Senin, 25 Jun 2018
radarsurabaya
icon featured
Features Surabaya
Hikmah Ramadan

Puasa dan Ketaqwaan

Oleh: Itsna Syahadatud Dinurriyah, Dosen UINSA

Rabu, 13 Jun 2018 14:25 | editor : Wijayanto

Dosen UINSA dan Mahasiswa S3  University of Leeds, Itsna Syahadatud Dinurriyah

Dosen UINSA dan Mahasiswa S3 University of Leeds, Itsna Syahadatud Dinurriyah

PUASA wajib hukumnya untuk umat muslim dan yang mampu melaksanakannya. Kapan dan dimana pun tempatnya kewajiban ini akan selalu melekat. Selain itu, menjalankan puasa merupakan wujud ketaqwaan umat Islam kepada Allah.  

Menurut dosen Sastra Inggris UIN Sunan Ampel Surabaya, Istna Syahadatud Dinurriyah di dalam puasa terdapat banyak nilai-nilai ketaqwaan di dalamnya. Sebab puasa melatih kesabaran, keikhlasan dan rasa syukur.
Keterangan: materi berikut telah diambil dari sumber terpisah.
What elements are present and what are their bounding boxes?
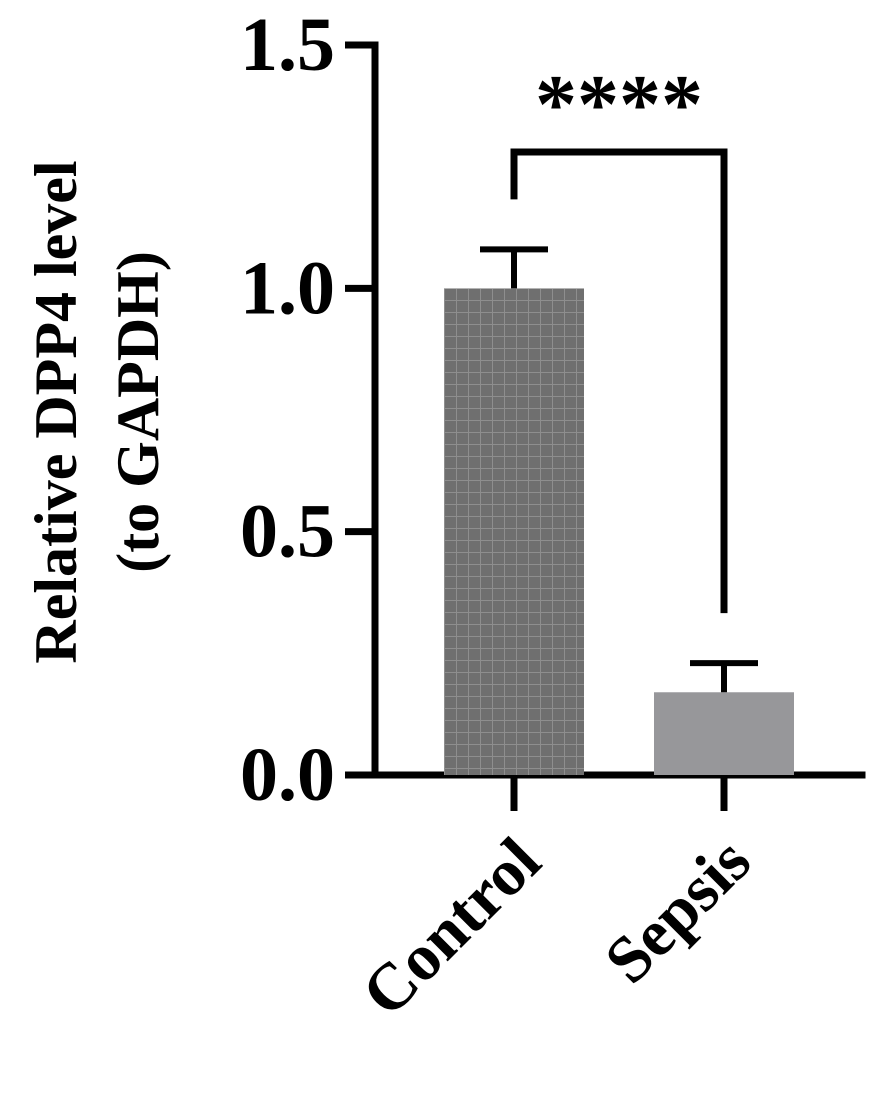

“Sehingga puasa bukan hanya ritual menahan rasa lapar, tapi dalam dimensi lain puasa mengandung unsur ketaqwaan terhadap Allah,” ungkapnya.

Istna Syahadatud Dinurriyah yang kini menempuh 3 di Universitas Leeds, Inggris ini juga mengatakan banyak belajar ketaqwaan dari muslim yang ada di Inggris. Meski jumlahnya bukanlah mayoritas namun mereka tetap melaksanannya.

“Meski puasa yang harus dijalani umat muslim disini lebih lama yakni sekitar 19 jam,” ungkapnya. 

Tentu dengan panjangnya durasi menahan lapar dan berbagai godaan lain, seperti restoran dimana-dimana dengan kecapan orang menikmati segarnya es krim menjadi salah satu ujian kesabaran saat menjalankan puasa.

“Pertanyaannya apa muslim disini menderita saat puasa tiba? tentu tidak. Sebab dalam hati mereka ternanam ketaqwaan yang mengakar,”jelasnya. 

Dalam kesempatan ini, dia juga sedikit menceritakan tentang umat muslim di Inggris saat menjelang berbuka. Berbeda dengan muslim di Indonesia yang sering berburu takjil, komunitas Muslim disana bisa berbuka bersama saat mendatangi masjid.

“Sama seperti tempat lain dibelahan dunia, masjid menyediakan takjil berupa kurma dan air putih serta makan berbuka setelah sholat maghrib,” terangnya.  

Istna menceritakan, salah seorang dosen sempat bertanya apakah puasa yang panjang ini tidak mengganggu aktifitasnya? Namun bagi kebanyakan pelajar muslim disana, puasa membantu mereka berkonsentrasi belajar.

“Proses menuntut ilmu dengan menjalankan puasa dengan baik merupakan proses pembelajaran menuju ketaqwaan. Semoga di bulan puasa yang tinggal beberepa hari lagi ini bisa dimanfaatkan oleh umat muslim dengan maksimal. Baik mereka yang bekerja maupun yang masih menuntut Ilmu,” pungkasnya.